The funeral was surreal. Hundreds of people came to show their love for Tom and me. Many people told me then, and still tell me now, that Tom made them feel as if they could accomplish anything they set out to do in life. Unfortunately Tom’s life ended far too soon for him to realize the success of his lifelong dream of writing and publishing.

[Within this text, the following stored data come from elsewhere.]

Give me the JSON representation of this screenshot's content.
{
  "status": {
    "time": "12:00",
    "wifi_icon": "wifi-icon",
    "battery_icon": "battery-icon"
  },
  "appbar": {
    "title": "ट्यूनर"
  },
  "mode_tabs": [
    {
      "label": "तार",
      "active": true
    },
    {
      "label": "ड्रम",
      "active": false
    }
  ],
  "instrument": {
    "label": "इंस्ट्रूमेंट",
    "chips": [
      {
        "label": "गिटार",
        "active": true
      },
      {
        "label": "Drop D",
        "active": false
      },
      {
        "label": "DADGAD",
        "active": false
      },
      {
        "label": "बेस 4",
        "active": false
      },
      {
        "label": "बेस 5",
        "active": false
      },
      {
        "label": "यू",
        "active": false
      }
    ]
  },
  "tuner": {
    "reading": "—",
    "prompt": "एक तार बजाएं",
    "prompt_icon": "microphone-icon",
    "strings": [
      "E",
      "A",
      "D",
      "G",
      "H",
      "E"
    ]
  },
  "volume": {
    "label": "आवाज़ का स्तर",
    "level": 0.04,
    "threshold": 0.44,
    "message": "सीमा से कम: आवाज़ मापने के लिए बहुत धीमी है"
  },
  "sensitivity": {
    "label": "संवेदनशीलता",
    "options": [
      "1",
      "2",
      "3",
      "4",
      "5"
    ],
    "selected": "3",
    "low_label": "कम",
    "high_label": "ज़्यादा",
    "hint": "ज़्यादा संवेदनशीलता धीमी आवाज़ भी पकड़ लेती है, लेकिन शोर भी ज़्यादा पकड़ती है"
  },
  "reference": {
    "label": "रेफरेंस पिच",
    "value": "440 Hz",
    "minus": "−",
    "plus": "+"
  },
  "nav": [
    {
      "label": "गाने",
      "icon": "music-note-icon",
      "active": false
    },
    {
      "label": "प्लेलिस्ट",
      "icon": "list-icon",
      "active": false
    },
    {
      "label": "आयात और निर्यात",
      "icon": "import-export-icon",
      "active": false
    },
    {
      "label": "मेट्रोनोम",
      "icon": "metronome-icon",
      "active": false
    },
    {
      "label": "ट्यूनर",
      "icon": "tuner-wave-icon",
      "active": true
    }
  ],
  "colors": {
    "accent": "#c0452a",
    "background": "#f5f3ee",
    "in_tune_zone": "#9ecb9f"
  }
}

I moved out of the loft, and as I slowly began to navigate a new life alone, I read more of his journal entries and the bits of paper and notebooks he left behind. Beautiful, streaming thoughts about the night we met, our first date, and falling in love. Difficult things, too, like times he spiraled into debilitating depression; struggled with PTSD from several near-death experiences and violence from 20 years as a soldier; and grieving, heart-broken words about the loss of his adult son, a few years earlier, in a fatal car accident. Deep, revealing, heartfelt thoughts and feelings all recorded in his unique script. I’m thankful to have these writings as a comfort and reminder of this special man.
Handwriting is the physical transfer of thoughts that flow from the brain out through the arm, hand, and fingers. A uniquely personal forming of lines and curls morph into letters, then words, and beyond. Artistic shapes take on meaning as sentences, paragraphs, and pages relay information, express feelings and ideas, tell stories, and document history. As Tom Ryan would say, “Writing for Words.”